同店は1962年にクレジットデパートテーオーとしてオープンした。店舗は同名の子会社・テーオーデパート(伊藤由喜社長)が運営し、地下1階、地上6階建てで延床面積は1万9500平方メートル。
開店当時道内では少ないクレジットポイントサービスを取り入れた「テーオーカード」を運用。主力の衣料品を中心に、食料品や化粧品、ブランド品、雑貨、家具など幅広くそろえテナント約20店舗が入居。売上高は1980~90年代に最盛期となり、2017年のHD化以降では、18年5月期に19億8400万円を売り上げていた。
小笠原社長は1日に開いた会見で閉店理由について「少子高齢化で業績が振るわず、赤字決算が続く中、コロナ禍が追い打ちをかけ、客足がさらに遠のいた」と説明した。
16年ごろから黒字転換を目指し、リニューアルの計画を進めてきた。同社長は「テナント誘致に取り組んだが、手を挙げる先はなく、自社での細かいマイナーチェンジを続けてきた。このまま赤字が続けば、ほかのグループ会社にも影響が及ぶ」とし、1月20日に開いた取締役会で閉店を決定した。
HD内では近年、住宅事業の一部縮小や、スポーツクラブの事業譲渡など不採算事業の切り離しを進めている。同社長は「HDではデパート閉店が最後の事業閉鎖と考え、来年度からは攻めの一手を打ち、他部門の拡張にも注力していく」とし、8月末閉店のため23年5月期決算には影響は軽微とする。来期以降の決算に関しては「デパートの損失がなくなり、1億円以上の増益が見込まれる」と見通しを語った。
デパートには食料品売り場や100円ショップがあり、生活必需品を購入していた近隣住民の暮らしに与える影響も大きい。

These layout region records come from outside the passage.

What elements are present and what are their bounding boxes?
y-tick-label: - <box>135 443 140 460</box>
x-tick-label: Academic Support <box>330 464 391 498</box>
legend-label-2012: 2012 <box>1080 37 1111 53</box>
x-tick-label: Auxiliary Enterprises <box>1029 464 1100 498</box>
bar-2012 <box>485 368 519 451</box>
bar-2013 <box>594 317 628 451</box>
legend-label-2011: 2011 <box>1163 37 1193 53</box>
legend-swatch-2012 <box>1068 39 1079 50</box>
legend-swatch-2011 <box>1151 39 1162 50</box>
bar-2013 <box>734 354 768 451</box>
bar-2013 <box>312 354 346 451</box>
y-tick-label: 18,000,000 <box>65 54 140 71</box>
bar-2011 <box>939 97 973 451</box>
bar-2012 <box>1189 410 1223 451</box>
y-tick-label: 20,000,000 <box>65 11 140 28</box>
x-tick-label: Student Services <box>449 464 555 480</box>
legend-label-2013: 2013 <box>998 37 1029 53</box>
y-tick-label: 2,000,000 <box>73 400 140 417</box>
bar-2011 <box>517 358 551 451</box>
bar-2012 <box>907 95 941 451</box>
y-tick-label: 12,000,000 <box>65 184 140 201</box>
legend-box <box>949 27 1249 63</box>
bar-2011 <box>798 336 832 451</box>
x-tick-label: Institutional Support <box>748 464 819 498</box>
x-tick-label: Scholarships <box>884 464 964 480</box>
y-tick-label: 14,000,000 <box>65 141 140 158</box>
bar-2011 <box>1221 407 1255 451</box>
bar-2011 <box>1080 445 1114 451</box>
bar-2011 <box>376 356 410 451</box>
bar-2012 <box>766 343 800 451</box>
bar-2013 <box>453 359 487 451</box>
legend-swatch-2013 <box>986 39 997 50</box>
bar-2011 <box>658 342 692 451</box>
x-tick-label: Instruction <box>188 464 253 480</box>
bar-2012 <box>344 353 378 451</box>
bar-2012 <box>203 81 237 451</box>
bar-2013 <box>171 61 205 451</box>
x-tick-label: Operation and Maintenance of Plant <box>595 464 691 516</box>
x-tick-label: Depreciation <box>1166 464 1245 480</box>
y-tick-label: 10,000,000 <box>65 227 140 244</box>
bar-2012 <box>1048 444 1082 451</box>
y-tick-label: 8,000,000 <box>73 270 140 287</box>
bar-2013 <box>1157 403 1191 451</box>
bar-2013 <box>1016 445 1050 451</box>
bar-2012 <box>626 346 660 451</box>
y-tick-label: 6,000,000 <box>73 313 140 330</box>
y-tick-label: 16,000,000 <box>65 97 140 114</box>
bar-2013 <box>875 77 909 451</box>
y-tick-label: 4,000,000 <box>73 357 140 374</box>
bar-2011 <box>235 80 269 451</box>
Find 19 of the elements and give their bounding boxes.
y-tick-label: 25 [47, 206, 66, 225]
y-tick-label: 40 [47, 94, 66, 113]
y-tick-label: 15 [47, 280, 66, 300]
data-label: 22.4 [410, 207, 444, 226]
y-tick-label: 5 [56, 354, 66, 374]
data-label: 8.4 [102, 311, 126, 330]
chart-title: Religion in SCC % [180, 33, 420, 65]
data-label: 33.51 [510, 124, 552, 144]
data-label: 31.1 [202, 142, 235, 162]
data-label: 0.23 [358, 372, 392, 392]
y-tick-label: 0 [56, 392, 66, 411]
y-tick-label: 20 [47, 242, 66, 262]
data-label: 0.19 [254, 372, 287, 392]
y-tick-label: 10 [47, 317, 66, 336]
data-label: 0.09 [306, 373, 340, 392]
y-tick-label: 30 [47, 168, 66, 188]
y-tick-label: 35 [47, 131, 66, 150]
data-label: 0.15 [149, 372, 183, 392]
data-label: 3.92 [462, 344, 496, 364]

デパート建物は引き続きテーオーデパートで保有し、「売却や賃貸などさまざま考えられるが、活用に関しては白紙。後を継いでデパートを続けてくれる人がいればありがたい」と話した。
入居テナントなどの去就に関しては今後協議が行われるとみられ、現時点で2000人以上が運用するテーオーカードに関しては今後も運営を続けていく方針。(飯尾遼太)
■全従業員の雇用確保を 市長、会頭が支援約束
テーオーデパートでは、昨年11月末時点でアルバイトを含む従業員79人が勤務。閉店後の従業員の再就職に関して、小笠原社長は「グループ内での配置転換をメインに考えているが、全員は難しい。取引先の同業種などへの就職を含め、希望を聞きながら対応していく」とした。
また、同日午前に函館市の工藤寿樹市長、函館商工会議所の久保俊幸会頭に面会し「再就職への全面的支援を約束いただいた。今後、全社員の雇用が確保できるよう誠心誠意取り組んでいく」と語った。